Antiresorptive agents, bisphosphonates
have emerged as the most effective drugs. Alendronate and risedronate have sufficient
potency to suppress bone resorption at doses that do not inhibit mineralization. The results of 10-year daily treatment with 10 mg of alendronate (supplemented with
500 mg of calcium)reported a 14% increase of lumbar spine BMD, and a smaller increments at the trochanter, total hip, and
femoral neck. On reduction and discontinuation of treatment BMD at the lumbar
spine was maintained, but not at the hip and neck. Risedronate for women with
low bone density but no previous vertebral fracture displayed increased of lumbosacral and femoral neck BMD with a significant
reduced risk of first vertebral compression fracture.
Calcium: Although little effect of calcium
on trabecular bone has been reported, reduction in cortical bone loss has been observed, and in elderly subjects calcium supplements
suppress bone turnover, improves BMD, and decreases the incidence of fractures. Traditional
dosing of calcium is about 1000 mg/day, nearly the amount in a quart of milk.
Vitamin D and its analogs. Modest supplementation
may improve intestinal Ca+2 absorption, suppress bone remodeling, and improve BMD in individuals with marginal
deficient vitamin D status. A prospective
study found that neither dietary calcium nor vitamin D intake was of major importance for the primary prevention of osteoporotic
fractures in women (1672).
Estrogen. There is an unambiguous relationship
between estrogen deficiency and osteoporosis. Likewise, overwhelming evidence
supports the positive impact of estrogen replacement on the conservation of bone and protection against osteoporotic fractures
after menopause. Raloxifene (EVISTA) acts as an estrogen agonist on bone and
liver, is inactive on the uterus, and acts as an antiestrogen in the breast {which would accelerate the sagging of the breasts
with age}. {There are modest positive results; however, it can worsen vasomotor
symptoms. This could translate into cognitive impairment, loss of libido and
physical energy.
Calcitonin: inhibits osteoclastic bone resorption and modestly increases bone mass
in patients with osteoporosis; the largest increase occurred in patients with high intrinsic rates of bone turnover.

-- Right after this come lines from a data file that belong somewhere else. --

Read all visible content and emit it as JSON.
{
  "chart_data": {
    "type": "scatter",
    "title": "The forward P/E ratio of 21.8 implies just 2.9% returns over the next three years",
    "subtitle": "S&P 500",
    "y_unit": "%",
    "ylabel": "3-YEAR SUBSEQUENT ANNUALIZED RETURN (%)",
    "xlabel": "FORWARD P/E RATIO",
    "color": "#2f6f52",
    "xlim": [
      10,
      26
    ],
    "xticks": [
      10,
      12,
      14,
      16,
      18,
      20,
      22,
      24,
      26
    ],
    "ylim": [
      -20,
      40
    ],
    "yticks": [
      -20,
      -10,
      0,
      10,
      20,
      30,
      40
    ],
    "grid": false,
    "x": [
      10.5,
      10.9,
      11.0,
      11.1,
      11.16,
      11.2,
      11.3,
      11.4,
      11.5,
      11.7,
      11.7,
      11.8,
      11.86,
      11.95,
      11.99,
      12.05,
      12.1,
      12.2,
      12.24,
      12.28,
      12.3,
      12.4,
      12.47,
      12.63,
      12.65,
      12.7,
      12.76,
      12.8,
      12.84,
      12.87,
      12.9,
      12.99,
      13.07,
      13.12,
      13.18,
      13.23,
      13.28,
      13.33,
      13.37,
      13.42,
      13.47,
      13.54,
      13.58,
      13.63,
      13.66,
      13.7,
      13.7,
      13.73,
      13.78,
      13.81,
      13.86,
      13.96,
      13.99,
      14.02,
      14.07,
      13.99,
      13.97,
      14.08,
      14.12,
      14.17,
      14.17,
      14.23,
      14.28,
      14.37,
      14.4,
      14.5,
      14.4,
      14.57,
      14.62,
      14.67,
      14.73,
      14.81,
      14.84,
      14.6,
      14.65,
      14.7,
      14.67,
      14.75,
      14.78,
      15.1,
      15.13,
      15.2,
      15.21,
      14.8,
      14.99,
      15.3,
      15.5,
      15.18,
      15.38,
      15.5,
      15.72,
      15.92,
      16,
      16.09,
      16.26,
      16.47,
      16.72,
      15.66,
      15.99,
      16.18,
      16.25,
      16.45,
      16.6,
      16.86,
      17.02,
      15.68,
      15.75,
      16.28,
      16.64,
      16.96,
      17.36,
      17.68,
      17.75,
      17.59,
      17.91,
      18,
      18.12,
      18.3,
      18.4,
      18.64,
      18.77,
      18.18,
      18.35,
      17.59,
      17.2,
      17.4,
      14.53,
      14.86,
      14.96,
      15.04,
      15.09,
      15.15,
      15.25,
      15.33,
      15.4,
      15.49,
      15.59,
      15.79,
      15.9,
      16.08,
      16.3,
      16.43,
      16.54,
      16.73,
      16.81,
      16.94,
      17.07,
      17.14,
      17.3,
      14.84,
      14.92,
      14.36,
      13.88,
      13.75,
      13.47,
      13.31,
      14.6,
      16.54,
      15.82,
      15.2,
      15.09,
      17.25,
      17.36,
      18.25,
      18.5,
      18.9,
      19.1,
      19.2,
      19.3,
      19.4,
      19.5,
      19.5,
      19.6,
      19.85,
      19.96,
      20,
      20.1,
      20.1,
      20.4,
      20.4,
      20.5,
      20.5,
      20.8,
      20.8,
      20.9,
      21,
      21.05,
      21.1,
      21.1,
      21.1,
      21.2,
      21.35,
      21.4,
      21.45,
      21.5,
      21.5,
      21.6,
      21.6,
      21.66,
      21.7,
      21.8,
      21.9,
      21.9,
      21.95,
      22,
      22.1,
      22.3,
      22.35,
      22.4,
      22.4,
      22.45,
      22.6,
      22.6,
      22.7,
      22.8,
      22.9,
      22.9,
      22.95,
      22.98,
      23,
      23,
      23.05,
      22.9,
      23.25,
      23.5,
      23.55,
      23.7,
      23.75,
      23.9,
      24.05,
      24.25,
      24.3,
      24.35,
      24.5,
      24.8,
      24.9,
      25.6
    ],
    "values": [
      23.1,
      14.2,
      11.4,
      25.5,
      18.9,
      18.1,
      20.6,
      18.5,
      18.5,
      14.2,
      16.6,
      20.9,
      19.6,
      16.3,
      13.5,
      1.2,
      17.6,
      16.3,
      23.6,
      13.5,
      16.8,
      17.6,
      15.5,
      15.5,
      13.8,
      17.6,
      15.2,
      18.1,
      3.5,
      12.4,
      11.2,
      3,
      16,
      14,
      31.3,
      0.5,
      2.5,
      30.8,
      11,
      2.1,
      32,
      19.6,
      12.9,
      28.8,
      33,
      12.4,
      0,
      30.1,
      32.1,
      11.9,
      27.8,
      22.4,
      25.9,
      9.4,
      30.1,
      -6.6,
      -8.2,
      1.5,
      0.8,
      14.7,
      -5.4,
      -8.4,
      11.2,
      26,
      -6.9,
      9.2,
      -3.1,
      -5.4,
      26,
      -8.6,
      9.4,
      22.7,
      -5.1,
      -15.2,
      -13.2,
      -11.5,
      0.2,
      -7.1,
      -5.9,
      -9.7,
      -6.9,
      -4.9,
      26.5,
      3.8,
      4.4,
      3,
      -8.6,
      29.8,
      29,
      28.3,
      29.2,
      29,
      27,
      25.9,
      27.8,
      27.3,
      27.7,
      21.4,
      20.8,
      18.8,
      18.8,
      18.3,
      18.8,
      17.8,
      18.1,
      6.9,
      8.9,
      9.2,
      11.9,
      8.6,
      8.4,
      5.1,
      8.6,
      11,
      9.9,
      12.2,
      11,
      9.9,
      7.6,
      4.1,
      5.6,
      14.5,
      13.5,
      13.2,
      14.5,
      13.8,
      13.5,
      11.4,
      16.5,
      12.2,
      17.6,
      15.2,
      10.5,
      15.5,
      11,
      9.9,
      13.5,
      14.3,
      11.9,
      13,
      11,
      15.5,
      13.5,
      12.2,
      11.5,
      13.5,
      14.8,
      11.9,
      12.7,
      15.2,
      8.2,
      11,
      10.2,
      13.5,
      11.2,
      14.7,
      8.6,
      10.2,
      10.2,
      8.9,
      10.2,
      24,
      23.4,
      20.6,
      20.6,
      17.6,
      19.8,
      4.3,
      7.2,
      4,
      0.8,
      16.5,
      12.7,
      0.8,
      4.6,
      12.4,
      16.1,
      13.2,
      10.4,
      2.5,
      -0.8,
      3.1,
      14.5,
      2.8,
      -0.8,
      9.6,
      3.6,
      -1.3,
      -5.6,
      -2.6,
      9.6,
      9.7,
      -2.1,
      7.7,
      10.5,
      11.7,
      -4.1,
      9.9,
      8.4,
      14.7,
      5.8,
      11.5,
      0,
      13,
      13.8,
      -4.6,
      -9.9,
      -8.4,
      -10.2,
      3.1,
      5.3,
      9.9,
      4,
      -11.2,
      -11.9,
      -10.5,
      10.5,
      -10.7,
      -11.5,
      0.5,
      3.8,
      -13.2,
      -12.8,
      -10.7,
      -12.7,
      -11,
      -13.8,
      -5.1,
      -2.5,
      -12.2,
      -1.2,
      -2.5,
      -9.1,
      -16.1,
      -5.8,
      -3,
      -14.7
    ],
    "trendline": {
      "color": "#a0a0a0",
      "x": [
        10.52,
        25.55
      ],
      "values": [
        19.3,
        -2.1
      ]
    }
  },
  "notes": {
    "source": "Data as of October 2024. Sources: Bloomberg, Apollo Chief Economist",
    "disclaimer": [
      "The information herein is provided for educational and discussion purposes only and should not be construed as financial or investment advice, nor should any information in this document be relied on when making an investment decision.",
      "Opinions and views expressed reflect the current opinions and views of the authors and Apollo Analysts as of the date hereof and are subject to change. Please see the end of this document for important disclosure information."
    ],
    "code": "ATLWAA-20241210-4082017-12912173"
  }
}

Combination Therapies: Teriparatide
stimulates bone formation, bisphosphonates reduce bone resorption, thus it is presumed that the combination would enhance
the effect on BMD. However, addition of alendronate to PHT treatment provided
no additional benefit for BMD.
[i] Physical activity
has its greatest impact during adolescence. In adults, physical activity helps
maintain bone mass, and can increase it by 1 to 2 %. Excessive physical activity
can lead to damage; there are numerous examples of marathon runners who developed severe osteoporosis later in life, and in
women heavy exercise can lead to decreased estrogen levels.
[ii] Multiple studies
have shown that aerobics, weight bearing, and resistance exercises can all maintain or increase BMD in post-menopausal women. One years of regular jumping exercise increase BMD.
Exercise combined with HRT has been shown to increase BMD more than HRT
alone (Wikipedia).
[iii] Barbiturates, phenytoin, and some other enzyme-inducing anti-epileptics—probably
through the accelerated metabolism of vitamin D. Other drugs include L-thrroxine
(for under-active thyrroid), anticoagulant heparin and warfarin, proton pump inhibitors (inhibit production of stomach acids)
through their interference with calcium absorption; chronic phosphate bind with aluminum-containing anti-acids; thiazolidinediones
(used for diabetes) resiglitazone and pioglitazone inhibitors of PPARy; and chronic lithium therapy (Wikipedia.org).